As cannabis becomes increasingly legalized across the country, laws governing the use of the substance while driving will likely follow suit. Yet while the jury is still out on the effects of cannabis use on driving ability, that has not stopped states from implementing their own laws surrounding the practice – and for a healthy amount of fear-mongering to have already taken place.
Research on driving and cannabis
Multiple studies have been conducted in the last several years on whether the use of cannabis impairs driving ability, with many having found that greater access to cannabis actually improves road safety.
One federally-funded study – conducted by the National Institute on Drug Abuse, the Office of National Drug Policy, and the National Highway Traffic Safety Administration – found cannabis to not have much of an effect on driving ability, other than impairing a driver’s peripheral vision.
The study even went so far to claim that current laws regarding the level of THC allowed in a person’s system are unfair since high levels of THC in the body last far longer than the substance’s intoxicating effects.
Far from impairing a driver’s ability, one study found that cannabis actually had the opposite effect: A 2015 study conducted in Australia found that the greater acknowledgment of the risks of driving by those who smoked cannabis may have led them to be even safer and more cautious when behind the wheel.
The seeming correlation between cannabis and safer roads does not stop there.
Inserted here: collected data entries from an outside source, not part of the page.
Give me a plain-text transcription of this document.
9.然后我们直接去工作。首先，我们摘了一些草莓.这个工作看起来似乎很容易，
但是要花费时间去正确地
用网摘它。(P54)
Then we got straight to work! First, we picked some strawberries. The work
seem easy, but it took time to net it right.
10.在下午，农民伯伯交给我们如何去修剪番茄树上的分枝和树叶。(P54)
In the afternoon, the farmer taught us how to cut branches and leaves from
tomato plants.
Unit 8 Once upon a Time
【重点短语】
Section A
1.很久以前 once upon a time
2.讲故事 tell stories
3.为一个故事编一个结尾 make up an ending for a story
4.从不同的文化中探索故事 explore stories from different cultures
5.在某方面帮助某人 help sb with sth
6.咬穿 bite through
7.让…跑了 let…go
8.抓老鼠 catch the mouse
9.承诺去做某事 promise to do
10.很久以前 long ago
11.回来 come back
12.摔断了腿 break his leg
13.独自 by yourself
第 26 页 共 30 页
Research published last year by a team from Columbia University’s Mailman School of Public Health found that states that allowed for greater access to medical cannabis registered lower traffic fatalities.
According to a statement released by Silvia Martins, the leader of the study, the results pointed to the likelihood that individuals in those states in which medical cannabis was legal were swapping out alcohol for cannabis.
We found evidence that states with the marijuana laws in place compared with those which did not, reported, on average, lower rates of drivers endorsing driving after having too many drinks.
Because different states in the U.S. have different laws regarding cannabis use, it would follow that different states handle the issue of driving under the influence of cannabis, well, differently. That being said, it remains illegal across all fifty states.
States in which cannabis is most legal – such as Colorado, Washington, and Oregon, all of which allow for the legal recreational use of the substance – still have laws on the books against using the substance before or during driving.
For example, first-offenders in Colorado found guilty of a DUI face nine months of having their license suspended, as well as up to one year in jail and a fine of up to $1,000. They may also be required to complete community service.
Laws in Washington state are a bit less strict: The state may impose a fine of up to $5,000, between 24 hours and one year in jail, and up to 90 days of driver’s license suspension.